Comparaison de l’œsophagectomie mini-invasive et de l’œsophagectomie ouverte

Comparaison de l’œsophagectomie mini-invasive et de l’œsophagectomie ouverte dans la métastase/dissection des ganglions lymphatiques pour le cancer de l’œsophage thoracique

Résumé
Le cancer de l’œsophage représente un défi sanitaire majeur, avec une incidence et une mortalité élevées, particulièrement en Chine, dans des régions comme le Henan. Le traitement repose souvent sur la résection chirurgicale, via une œsophagectomie mini-invasive (MIE) ou ouverte (OE).
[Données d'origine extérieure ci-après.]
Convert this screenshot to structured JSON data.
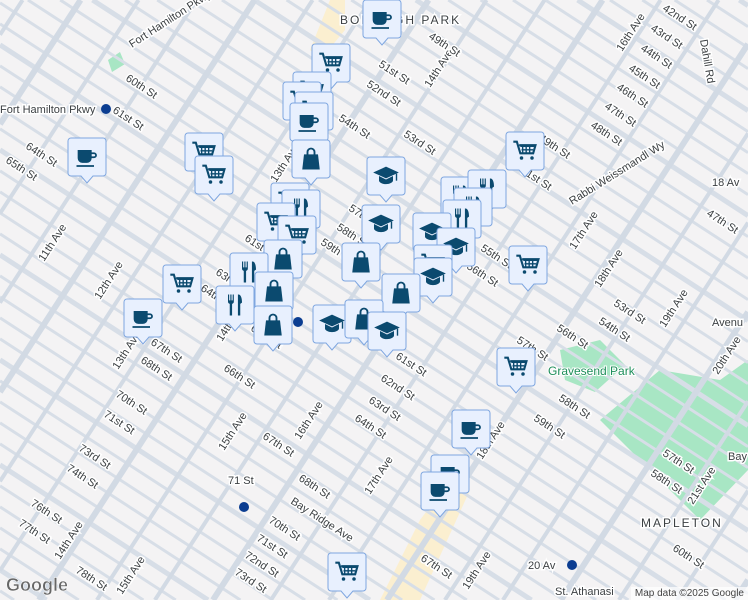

Cette étude compare les résultats de la MIE et de l’OE en termes de dissection des ganglions lymphatiques (LND) et de métastases ganglionnaires (LNM) chez des patients atteints de cancer de l’œsophage thoracique.

Matériel et méthodes
Les données de 249 patients opérés entre 2016 et 2019 ont été analysées rétrospectivement : 204 MIE et 45 OE. Les paramètres étudiés incluaient le nombre de LND, les taux de LND et de LNM dans différentes régions médiastinales et abdominales.

Résultats
Le taux de LNM était le plus élevé dans le médiastin supérieur, quel que soit le site tumoral. Les taux de LNM augmentaient dans les régions médiastinales moyenne, inférieure et abdominale pour les tumeurs distales. Le groupe MIE présentait un nombre total de LND significativement plus élevé que l’OE (23 [18–29] vs. 19 [16–25], P = 0,008), notamment dans le médiastin supérieur (8 [5–11] vs. 5 [3–8], P < 0,001). Les sous-groupes 2L et 4L montraient une LND plus fréquente avec la MIE (3 [1–5] vs. 0 [0–2], P < 0,001 ; 0 [0–2] vs. 0 [0–0], P = 0,012). Les taux de LND dans ces sous-groupes étaient également supérieurs avec la MIE (89,7 % vs. 71,1 %, P = 0,001 ; 41,2 % vs. 22,2 %, P = 0,018). Pour les carcinomes de stade T3, aucune différence significative n’a été observée dans le taux global de LNM du médiastin supérieur, mais le groupe OE présentait un taux de LNM plus élevé dans le sous-groupe 2L (38,1 % vs. 11,1 %, P = 0,025).

Discussion
La MIE semble offrir un avantage dans la dissection des ganglions du médiastin supérieur, probablement grâce à la magnification endoscopique et au pneumothorax artificiel, permettant une meilleure visualisation anatomique. Cependant, l’OE pourrait être associée à un risque accru de LNM dans certaines régions, reflétant des biais de sélection liés à l’utilisation préférentielle de l’OE pour les tumeurs avancées.

Limitations
L’étude présente des biais rétrospectifs, un échantillon limité et un suivi court. Des études prospectives à plus grande échelle sont nécessaires.

Conclusion
La MIE permet une LND plus complète dans le médiastin supérieur, soulignant l’importance d’un curage ganglionnaire systématique pour améliorer le pronostic des patients.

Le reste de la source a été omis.